What Lynch can do is run (4.7 yards per carry, 13 TDs). He’s the fulcrum of Seattle’s offense, bowling over would-be tacklers and picking up those precious Yards After Carry. Lynch also keeps a firm grip on the ball, coughing up just one fumble during the regular season. Football Outsiders has Lynch ranked No. 1 in rushing DVOA (Defense-adjusted Value Over Average). And he’s got soft enough hands to be Seattle’s No. 3 receiving option this year at 37 catches and four TDs. Too bad Super Bowl Sunday might be his last game.
The Unger Games
The Patriots don’t have anything close to what Lynch offers. If they could play the Indianapolis Colts every day, that would change things. LeGarrette Blount, Shane Vereen, Stevan Ridley and Jonas Gray each has his talents, but they need favorable matchups like Indianapolis to thrive. This is not a favorable matchup.
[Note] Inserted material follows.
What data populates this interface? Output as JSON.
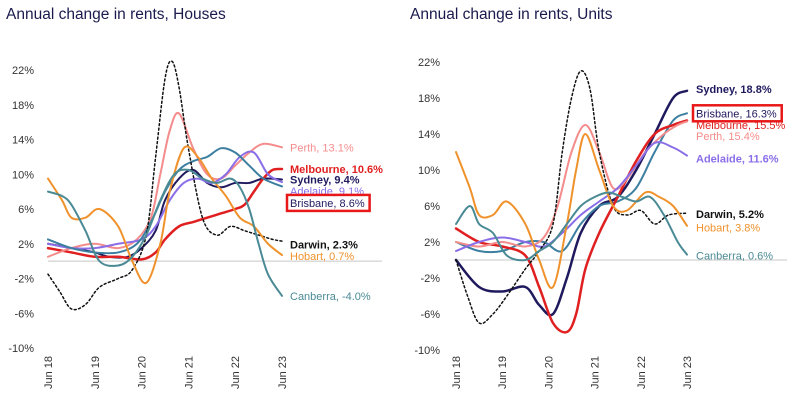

Seattle’s offensive line is also superior to New England’s at run blocking, and it’s maybe the one aspect of the game that the Seahawks have really improved on from last year. It looks like the entire front five will be healthy for Super Bowl XLIX, too, including two-time Pro Bowl center Max Unger. If Seattle’s defense can cancel out New England’s offense, the Seahawks should be able to run all the way to their second straight championship. NFL picks don’t get much simpler than that.